Searching on Google for “IPv6 AT&T Mobility” I discovered a website that promised me “AT&T is prepared for IPv6 across our products, services, and network infrastructure for all of our customers. Most customers will not need to take any action for IPv6 – AT&T has you covered”, but no date was listed of when they were going to implement.  Looking at the page information in my browser however, I did notice that AT&T included Meta tags describing the ISP I was on, the location, longitude and latitude, bandwidth, the browser I was using and the search terms I had used to arrive at this page: (http://www.att.com/esupport/ipv6.jsp#fbid=HKAOQIIfiBM).

In addition, I noticed multiple comments that AT&T iPad 3G does not support IPv6[1], and saw this interesting quote: “AT&T Inc. (NYSE: T) has not yet replied to LR Mobile’s questions about its IPv6 plans. The operator’s CTO, John Donovan, however, says in his blog that AT&T has been working on its “multi-year” IPv6 transition since 2006.”[2] Deciding to give them a fighting chance, I began researching the Sierra Wireless device I purchased, figuring that maybe if they don’t have it yet working on their infrastructure, at least they would be ready by ensuring the mobile devices they sell to their customers supported Ipv6. Well I was wrong.

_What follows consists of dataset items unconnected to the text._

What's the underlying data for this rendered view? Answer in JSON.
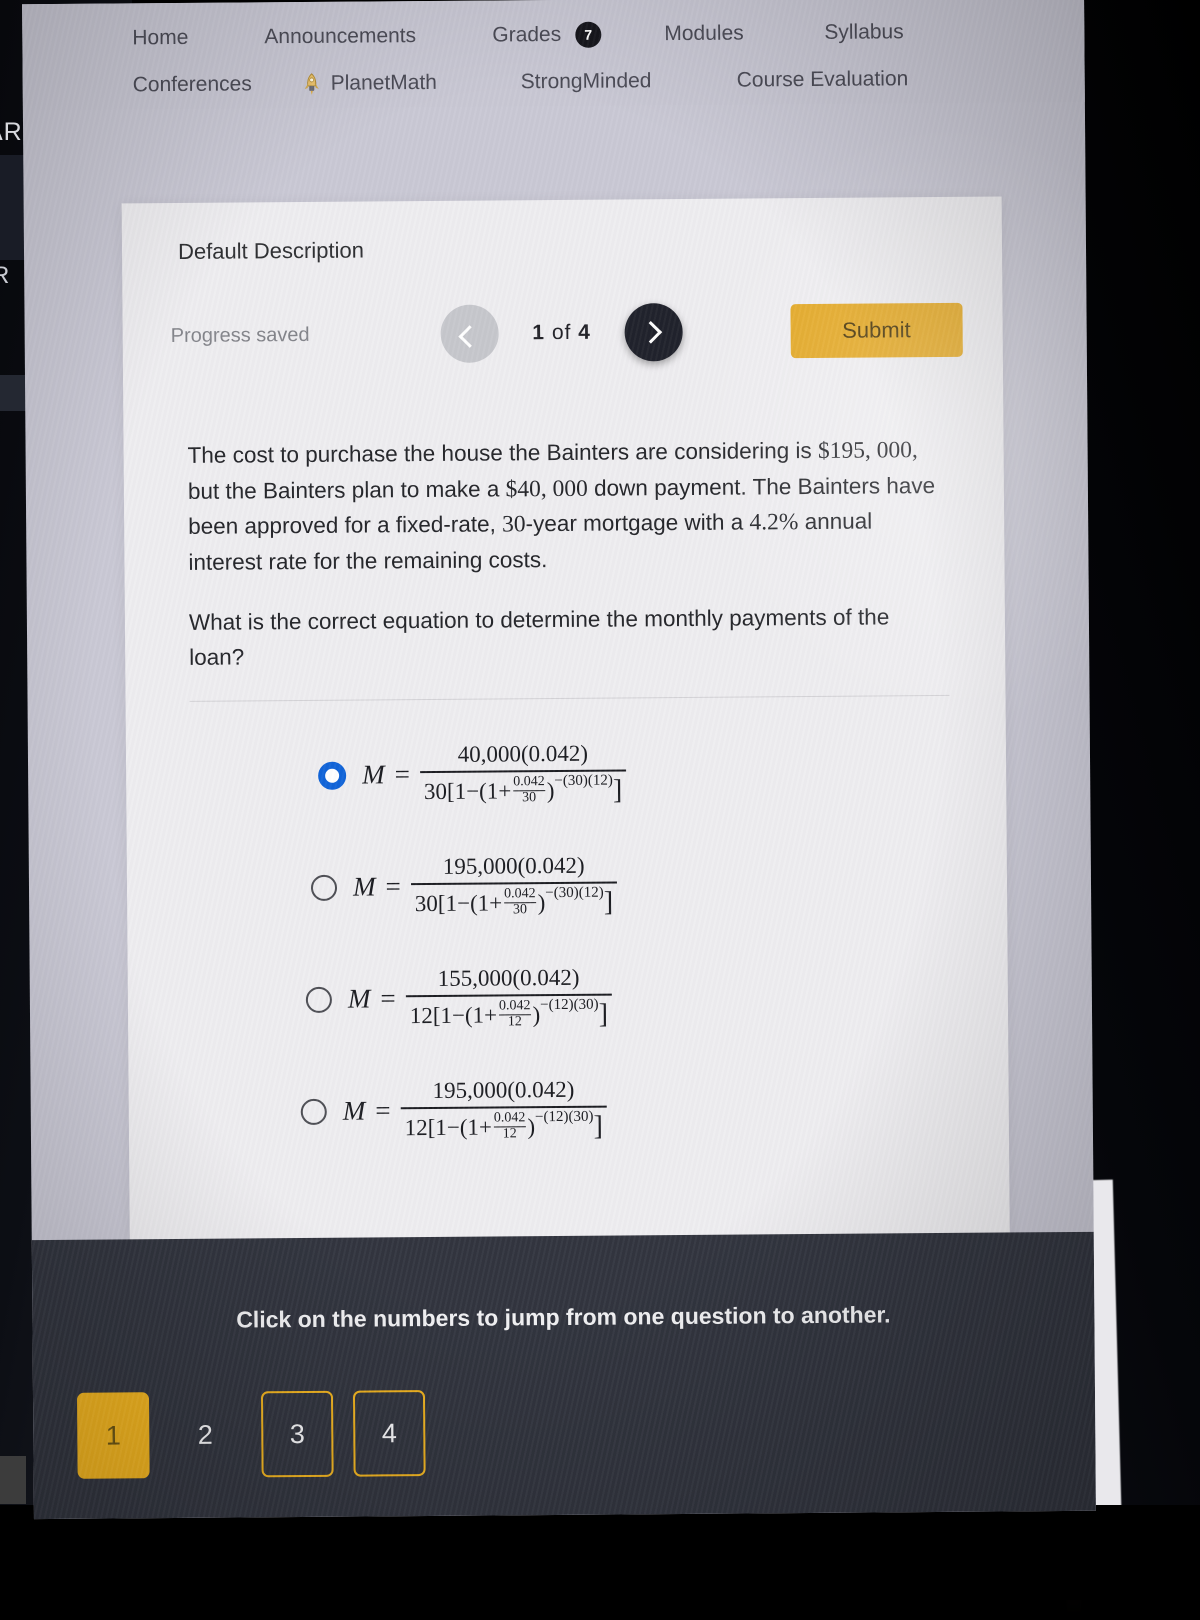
{
  "frame": {
    "left_label_partial": "ARD",
    "left_label_partial2": "R",
    "right_arrow_glyph": "◢"
  },
  "course_nav": {
    "row1": [
      {
        "label": "Home",
        "icon": null,
        "badge": null
      },
      {
        "label": "Announcements",
        "icon": null,
        "badge": null
      },
      {
        "label": "Grades",
        "icon": null,
        "badge": "7"
      },
      {
        "label": "Modules",
        "icon": null,
        "badge": null
      },
      {
        "label": "Syllabus",
        "icon": null,
        "badge": null
      }
    ],
    "row2": [
      {
        "label": "Conferences",
        "icon": null,
        "badge": null
      },
      {
        "label": "PlanetMath",
        "icon": "rocket-icon",
        "badge": null
      },
      {
        "label": "StrongMinded",
        "icon": null,
        "badge": null
      },
      {
        "label": "Course Evaluation",
        "icon": null,
        "badge": null
      }
    ]
  },
  "quiz": {
    "title": "Default Description",
    "progress_status": "Progress saved",
    "counter_current": "1",
    "counter_sep": "of",
    "counter_total": "4",
    "prev_label": "Previous question",
    "next_label": "Next question",
    "submit_label": "Submit",
    "question": {
      "paragraph1_a": "The cost to purchase the house the Bainters are considering is ",
      "paragraph1_b": "$195, 000,",
      "paragraph1_c": " but the Bainters plan to make a ",
      "paragraph1_d": "$40, 000",
      "paragraph1_e": " down payment. The Bainters have been approved for a fixed-rate, ",
      "paragraph1_f": "30",
      "paragraph1_g": "-year mortgage with a ",
      "paragraph1_h": "4.2%",
      "paragraph1_i": " annual interest rate for the remaining costs.",
      "paragraph2": "What is the correct equation to determine the monthly payments of the loan?"
    },
    "options": [
      {
        "selected": true,
        "lhs": "M",
        "eq": "=",
        "numerator": "40,000(0.042)",
        "den_prefix": "30[1−(1+",
        "den_frac_num": "0.042",
        "den_frac_den": "30",
        "den_mid": ")",
        "den_exp": "−(30)(12)",
        "den_suffix": "]"
      },
      {
        "selected": false,
        "lhs": "M",
        "eq": "=",
        "numerator": "195,000(0.042)",
        "den_prefix": "30[1−(1+",
        "den_frac_num": "0.042",
        "den_frac_den": "30",
        "den_mid": ")",
        "den_exp": "−(30)(12)",
        "den_suffix": "]"
      },
      {
        "selected": false,
        "lhs": "M",
        "eq": "=",
        "numerator": "155,000(0.042)",
        "den_prefix": "12[1−(1+",
        "den_frac_num": "0.042",
        "den_frac_den": "12",
        "den_mid": ")",
        "den_exp": "−(12)(30)",
        "den_suffix": "]"
      },
      {
        "selected": false,
        "lhs": "M",
        "eq": "=",
        "numerator": "195,000(0.042)",
        "den_prefix": "12[1−(1+",
        "den_frac_num": "0.042",
        "den_frac_den": "12",
        "den_mid": ")",
        "den_exp": "−(12)(30)",
        "den_suffix": "]"
      }
    ]
  },
  "bottom_bar": {
    "hint": "Click on the numbers to jump from one question to another.",
    "question_numbers": [
      {
        "label": "1",
        "state": "current"
      },
      {
        "label": "2",
        "state": "plain"
      },
      {
        "label": "3",
        "state": "outlined"
      },
      {
        "label": "4",
        "state": "outlined"
      }
    ]
  },
  "colors": {
    "accent_amber": "#e3a825",
    "amber_bright": "#efb21f",
    "selected_radio_blue": "#1164d8",
    "dark_bar": "#32353f",
    "page_bg": "#c9c8d4",
    "card_bg": "#eeedf0"
  }
}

I accessed the Sierra Wireless website, and using the search button provided I did a search for IPv6. What I discovered is that none of the products including AirCard Mobile Broadband Devices, AirPrime Embedded Wireless Modules, AirLink Intelligent Gateways and Routers and AirVantage M2M Cloud platforms support IPv6.  Again, this is based on searching their website.

What I did discover is that Sierra Wireless also sells to Sprint, Deutsche Telekom, Accel Networks, Silver Spring Networks, ORBCOMM, Schneider Electric, ABB’s Distribution Automation, Atos Worldline, Pulse Energy, NSGDatacom, Panasonic Toughbook, Garmin, EDMI, Elster, Maestro Wireless Solutions, NetMotion Wireless, Track Star AVLS GPS Software Solution, Routeware and Fleeteyes. This one product impacts IPv6 support for mobility carriers, smart grid companies, automation systems, electronic payment systems and more.
I then went to the IPv6 Ready website (http://www.ipv6ready.org/) and find none of the above products listed. Then I proceeded to check National Instutute of Standards and Technology (NIST) web site for authorized IPv6 testing groups and discovered that neather  icsalabs[3] nor NH-IOL[4]  showed the above products supporting IPv6.

In short, AT&T Mobility blogged about it in 2006, and 7 years later they have not even ensured that the products they sell to their customers support IPv6. In addition Sierra Wireless, a company which provides products to many companies, also does not support IPv6.

So what is the impact to the consumer? Well first, if you are using AT&T on World IPv6 day, the products you have purchased are not supported and will require you to buy new products. Second, the businesses depending on AT&T mobility or the Sierra Wireless products should not expect support for IPv6 for some time.

If you are an integrator, inventor, innovator or business expecting to leverage IPv6 over the next few years, it appears that the above companies may not have the ability to deliver.

Lesson for carriers and companies developing network based products, it’s time to ensure you have a procurement policy requiring IPv6 on all products.

In short, if you want IPv6 on June 6, 2012, go elsewhere.